I have invited you to Newport, RI, and you have listened. Here’s another reason to come see me.
Chadd Scott of Forbes tells his readers that through September 2, 2024, The Great Elephant Migration can be seen along Newport’s famed Cliff Walk hugging the Atlantic Ocean with groups installed at Salve Regina University, The Breakers, the Rough Point mansion, and a lone “tusker” at the Great Friends Meeting House in town. He writes:
India has experienced a remarkable population explosion over the past 40 years. Several actually.
One is well known. India’s human population has more than doubled since 1980; it is now the most populous country in the world with over 1.4 billion residents. Lesser known, and even more extraordinary in light of the country’s surging human population, has been a doubling of its elephant population over that same period, from a bottom-out of around 15,000 individuals to nearly 30,000 today. Populations of Asiatic lions, tigers, and the greater one-horned rhinoceros are also increasing across the country.

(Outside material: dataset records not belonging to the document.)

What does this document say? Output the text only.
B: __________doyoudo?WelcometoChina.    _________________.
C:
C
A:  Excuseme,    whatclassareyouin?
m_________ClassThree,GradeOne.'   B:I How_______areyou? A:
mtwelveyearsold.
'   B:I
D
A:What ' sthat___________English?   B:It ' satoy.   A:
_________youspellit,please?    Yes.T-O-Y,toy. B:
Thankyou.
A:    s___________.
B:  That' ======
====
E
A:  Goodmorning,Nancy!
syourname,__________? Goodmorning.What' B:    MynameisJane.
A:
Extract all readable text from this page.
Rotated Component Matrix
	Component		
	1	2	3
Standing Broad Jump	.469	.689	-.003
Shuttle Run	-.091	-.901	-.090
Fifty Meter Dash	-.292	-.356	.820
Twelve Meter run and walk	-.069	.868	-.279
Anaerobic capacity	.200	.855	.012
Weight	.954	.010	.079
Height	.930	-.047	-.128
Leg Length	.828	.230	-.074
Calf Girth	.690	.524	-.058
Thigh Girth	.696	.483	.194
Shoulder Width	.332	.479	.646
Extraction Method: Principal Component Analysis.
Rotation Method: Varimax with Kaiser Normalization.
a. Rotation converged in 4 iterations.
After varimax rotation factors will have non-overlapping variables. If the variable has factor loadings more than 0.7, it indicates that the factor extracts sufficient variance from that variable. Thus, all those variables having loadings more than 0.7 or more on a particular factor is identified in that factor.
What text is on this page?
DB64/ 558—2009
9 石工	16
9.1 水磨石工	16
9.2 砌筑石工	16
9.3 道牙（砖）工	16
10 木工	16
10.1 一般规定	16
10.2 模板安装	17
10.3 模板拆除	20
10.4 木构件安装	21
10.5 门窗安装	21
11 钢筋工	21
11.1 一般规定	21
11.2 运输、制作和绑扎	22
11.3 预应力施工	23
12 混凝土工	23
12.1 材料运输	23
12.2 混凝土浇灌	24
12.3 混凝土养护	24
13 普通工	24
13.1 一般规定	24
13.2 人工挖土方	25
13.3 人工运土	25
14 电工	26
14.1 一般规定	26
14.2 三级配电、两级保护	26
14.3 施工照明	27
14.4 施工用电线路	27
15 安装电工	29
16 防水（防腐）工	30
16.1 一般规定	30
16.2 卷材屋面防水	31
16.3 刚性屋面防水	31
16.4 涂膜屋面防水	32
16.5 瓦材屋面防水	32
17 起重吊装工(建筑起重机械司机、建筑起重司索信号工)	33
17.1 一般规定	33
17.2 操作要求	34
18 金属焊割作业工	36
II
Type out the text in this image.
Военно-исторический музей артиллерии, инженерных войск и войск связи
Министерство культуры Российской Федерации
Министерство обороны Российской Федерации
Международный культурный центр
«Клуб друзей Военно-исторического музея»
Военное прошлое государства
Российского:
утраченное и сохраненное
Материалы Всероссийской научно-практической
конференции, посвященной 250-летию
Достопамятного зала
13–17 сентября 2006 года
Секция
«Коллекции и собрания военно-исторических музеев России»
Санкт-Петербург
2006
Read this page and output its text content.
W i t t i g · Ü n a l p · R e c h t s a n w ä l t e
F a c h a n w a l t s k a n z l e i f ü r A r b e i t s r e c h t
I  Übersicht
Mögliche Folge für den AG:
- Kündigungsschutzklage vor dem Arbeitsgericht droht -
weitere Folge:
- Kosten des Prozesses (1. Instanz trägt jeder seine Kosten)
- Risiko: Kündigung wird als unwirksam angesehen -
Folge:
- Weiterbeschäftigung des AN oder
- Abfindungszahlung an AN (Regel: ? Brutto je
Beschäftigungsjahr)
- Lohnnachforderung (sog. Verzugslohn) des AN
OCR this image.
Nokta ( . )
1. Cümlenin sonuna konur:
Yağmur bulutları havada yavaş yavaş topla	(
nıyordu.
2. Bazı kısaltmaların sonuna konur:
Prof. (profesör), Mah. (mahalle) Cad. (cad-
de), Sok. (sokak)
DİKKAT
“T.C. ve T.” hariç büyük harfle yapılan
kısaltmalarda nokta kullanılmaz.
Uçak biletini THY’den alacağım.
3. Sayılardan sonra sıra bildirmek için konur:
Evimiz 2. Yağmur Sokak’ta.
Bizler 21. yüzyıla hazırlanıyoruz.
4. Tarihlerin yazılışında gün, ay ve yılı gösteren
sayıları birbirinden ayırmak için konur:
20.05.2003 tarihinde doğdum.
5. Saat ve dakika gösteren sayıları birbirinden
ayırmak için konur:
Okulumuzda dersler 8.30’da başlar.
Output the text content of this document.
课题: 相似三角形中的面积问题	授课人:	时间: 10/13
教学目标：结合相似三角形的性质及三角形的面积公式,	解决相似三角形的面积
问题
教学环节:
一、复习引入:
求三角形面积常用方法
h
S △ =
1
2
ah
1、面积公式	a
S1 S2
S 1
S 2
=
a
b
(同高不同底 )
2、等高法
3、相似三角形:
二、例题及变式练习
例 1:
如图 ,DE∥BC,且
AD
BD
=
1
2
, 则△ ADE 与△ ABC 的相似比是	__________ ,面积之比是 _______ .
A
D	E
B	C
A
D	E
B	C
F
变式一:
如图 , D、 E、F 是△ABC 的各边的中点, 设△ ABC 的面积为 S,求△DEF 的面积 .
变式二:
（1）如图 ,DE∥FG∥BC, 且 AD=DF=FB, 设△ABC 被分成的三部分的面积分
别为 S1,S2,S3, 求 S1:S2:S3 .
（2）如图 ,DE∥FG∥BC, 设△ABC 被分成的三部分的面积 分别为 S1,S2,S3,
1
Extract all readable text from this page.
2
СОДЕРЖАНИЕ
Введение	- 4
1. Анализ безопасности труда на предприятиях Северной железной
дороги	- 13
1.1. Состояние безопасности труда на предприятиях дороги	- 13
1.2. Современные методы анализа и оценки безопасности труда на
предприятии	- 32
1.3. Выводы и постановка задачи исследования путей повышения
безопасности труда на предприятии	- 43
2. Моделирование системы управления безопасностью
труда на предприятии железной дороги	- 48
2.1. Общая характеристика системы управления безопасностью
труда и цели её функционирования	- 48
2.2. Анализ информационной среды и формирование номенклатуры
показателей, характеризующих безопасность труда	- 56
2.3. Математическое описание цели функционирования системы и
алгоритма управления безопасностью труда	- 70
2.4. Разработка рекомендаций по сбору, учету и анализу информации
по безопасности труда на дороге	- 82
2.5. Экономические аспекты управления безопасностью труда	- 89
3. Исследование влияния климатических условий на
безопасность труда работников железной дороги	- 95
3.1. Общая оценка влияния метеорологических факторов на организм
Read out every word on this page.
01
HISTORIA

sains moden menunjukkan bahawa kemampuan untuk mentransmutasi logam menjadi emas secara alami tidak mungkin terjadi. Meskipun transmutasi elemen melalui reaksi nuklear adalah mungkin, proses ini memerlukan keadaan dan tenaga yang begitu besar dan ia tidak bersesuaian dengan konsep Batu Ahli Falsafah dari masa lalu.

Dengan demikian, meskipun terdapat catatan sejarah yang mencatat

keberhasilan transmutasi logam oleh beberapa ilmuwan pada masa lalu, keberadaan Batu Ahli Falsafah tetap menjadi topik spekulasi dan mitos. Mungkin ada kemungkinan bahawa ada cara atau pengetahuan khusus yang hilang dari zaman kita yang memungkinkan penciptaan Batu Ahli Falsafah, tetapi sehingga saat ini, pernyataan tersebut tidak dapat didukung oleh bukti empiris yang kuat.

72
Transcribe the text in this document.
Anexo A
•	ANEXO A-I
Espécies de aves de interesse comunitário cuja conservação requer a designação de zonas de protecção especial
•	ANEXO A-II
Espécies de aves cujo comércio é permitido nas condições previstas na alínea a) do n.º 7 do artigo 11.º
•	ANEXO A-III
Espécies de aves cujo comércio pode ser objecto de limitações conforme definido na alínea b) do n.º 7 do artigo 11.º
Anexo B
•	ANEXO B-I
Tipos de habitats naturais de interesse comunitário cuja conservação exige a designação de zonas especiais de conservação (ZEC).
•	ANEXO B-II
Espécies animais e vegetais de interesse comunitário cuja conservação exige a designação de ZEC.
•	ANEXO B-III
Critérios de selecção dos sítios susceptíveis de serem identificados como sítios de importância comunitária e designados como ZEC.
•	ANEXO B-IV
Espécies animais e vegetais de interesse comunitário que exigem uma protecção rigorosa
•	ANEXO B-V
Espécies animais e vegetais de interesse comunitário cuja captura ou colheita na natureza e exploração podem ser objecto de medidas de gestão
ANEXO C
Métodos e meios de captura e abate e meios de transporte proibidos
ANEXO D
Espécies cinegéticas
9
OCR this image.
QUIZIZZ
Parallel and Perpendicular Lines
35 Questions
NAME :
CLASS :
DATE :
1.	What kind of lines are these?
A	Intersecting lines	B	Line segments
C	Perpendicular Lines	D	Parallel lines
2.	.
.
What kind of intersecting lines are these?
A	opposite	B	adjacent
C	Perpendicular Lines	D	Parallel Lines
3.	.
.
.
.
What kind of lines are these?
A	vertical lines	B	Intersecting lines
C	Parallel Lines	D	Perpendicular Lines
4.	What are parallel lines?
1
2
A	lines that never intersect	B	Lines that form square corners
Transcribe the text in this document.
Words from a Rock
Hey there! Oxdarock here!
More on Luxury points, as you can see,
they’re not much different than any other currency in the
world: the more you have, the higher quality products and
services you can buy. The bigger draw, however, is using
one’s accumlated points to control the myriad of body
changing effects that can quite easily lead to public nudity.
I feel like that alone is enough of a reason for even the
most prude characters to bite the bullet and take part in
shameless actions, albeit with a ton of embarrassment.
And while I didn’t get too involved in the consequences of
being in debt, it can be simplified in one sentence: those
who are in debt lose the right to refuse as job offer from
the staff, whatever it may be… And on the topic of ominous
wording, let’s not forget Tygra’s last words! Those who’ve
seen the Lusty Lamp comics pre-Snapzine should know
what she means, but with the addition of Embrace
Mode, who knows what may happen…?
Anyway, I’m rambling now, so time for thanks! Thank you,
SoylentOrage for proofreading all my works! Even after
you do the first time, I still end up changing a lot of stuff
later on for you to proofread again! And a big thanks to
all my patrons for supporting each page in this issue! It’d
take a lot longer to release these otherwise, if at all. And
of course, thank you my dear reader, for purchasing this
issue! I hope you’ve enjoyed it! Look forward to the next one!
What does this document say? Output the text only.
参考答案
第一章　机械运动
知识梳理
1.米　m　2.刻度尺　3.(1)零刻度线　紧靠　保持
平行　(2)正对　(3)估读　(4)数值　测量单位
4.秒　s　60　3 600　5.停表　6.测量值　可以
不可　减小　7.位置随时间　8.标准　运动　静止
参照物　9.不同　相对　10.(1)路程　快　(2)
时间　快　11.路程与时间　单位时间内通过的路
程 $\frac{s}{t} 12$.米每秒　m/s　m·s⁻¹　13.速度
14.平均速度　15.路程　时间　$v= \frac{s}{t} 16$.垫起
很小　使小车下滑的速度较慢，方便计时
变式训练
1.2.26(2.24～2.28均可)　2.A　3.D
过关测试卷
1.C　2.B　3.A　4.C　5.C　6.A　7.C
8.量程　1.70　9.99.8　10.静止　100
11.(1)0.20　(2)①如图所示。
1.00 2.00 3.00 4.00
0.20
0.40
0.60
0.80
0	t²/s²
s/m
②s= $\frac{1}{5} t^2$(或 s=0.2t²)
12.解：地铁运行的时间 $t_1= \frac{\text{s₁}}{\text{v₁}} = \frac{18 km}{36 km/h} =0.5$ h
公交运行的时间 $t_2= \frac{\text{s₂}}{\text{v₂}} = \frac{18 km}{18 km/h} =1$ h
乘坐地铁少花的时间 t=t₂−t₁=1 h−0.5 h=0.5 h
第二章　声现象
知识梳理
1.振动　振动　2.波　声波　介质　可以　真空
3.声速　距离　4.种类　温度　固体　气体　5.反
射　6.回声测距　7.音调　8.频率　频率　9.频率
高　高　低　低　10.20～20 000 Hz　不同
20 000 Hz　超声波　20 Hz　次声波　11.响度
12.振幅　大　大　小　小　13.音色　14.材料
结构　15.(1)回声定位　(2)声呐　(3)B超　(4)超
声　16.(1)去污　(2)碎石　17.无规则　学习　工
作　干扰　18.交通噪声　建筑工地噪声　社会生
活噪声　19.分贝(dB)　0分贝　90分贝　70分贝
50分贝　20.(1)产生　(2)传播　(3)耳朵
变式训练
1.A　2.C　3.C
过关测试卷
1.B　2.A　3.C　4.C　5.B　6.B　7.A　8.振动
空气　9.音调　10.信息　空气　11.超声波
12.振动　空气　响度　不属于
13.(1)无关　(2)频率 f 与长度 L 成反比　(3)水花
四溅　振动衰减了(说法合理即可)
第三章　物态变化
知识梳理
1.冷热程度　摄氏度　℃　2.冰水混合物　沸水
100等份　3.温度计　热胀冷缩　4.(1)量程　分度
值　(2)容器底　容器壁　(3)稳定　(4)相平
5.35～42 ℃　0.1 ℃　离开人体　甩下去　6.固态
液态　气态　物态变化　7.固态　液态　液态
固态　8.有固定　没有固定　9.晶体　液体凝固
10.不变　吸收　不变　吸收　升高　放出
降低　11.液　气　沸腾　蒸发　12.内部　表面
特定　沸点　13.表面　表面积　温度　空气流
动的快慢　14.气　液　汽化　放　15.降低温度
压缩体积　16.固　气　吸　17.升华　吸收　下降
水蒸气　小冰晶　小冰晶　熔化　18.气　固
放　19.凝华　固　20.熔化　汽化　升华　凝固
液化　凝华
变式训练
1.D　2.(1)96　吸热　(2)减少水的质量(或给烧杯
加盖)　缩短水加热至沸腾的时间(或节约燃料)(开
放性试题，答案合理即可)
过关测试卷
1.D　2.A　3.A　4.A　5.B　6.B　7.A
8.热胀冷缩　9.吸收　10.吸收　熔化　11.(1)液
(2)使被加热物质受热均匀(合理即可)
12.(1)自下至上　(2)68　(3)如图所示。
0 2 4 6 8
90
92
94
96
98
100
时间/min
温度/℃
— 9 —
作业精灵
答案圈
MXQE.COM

India offers a remarkable example for how humans and wildlife, even the largest of wildlife, can coexist in an ever-developing world. Sharing that message with the world is the mission of The Great Elephant Migration which debuted 100 life-sized Asian elephants in Newport, RI on July 1.
The elephants–each based on a real, wild elephant from the Nilgiri Hills known by name and personality living alongside people in their coffee and tea plantations–were made by members of the Coexistence Collective, a group of 200 Indigenous artisans from the Nilgiri Biosphere Reserve. The herd was produced from the Lantana camara, a toxic, invasive plant overtaking the Indian forest, pushing elephants and other wildlife out and into closer proximity to humans, with greater potential for conflict. […]
After arriving on the shores of America in Newport where the sun first rises over the country, The Great Elephant Migration heads to New York’s meatpacking district this fall, to Miami Beach for Art Week in early December, then on to the Blackfeet Reservation in Browning, MT in 2025 where members of the Blackfeet nation are working to restore bison populations. The migration concludes next summer in Los Angeles.
Each of the elephant sculptures can be purchased, with prices ranging from $8,000 for a baby up to $22,000 for a tusker. Ganesh hopes to raise $10 million through their sale, with proceeds benefitting 22 different conservation partners around the world, many of them Indigenous run, many of them focusing on improving human-wildlife coexistence. In India, purchase supports the nation’s largest sustainable Indigenous enterprise along with large-scale lantana eradication. In Newport, money raised goes to Save the Bay.
“You see an elephant, you just smile,” Ganesh said.
Animals have a way of doing that when humans let them into their lives.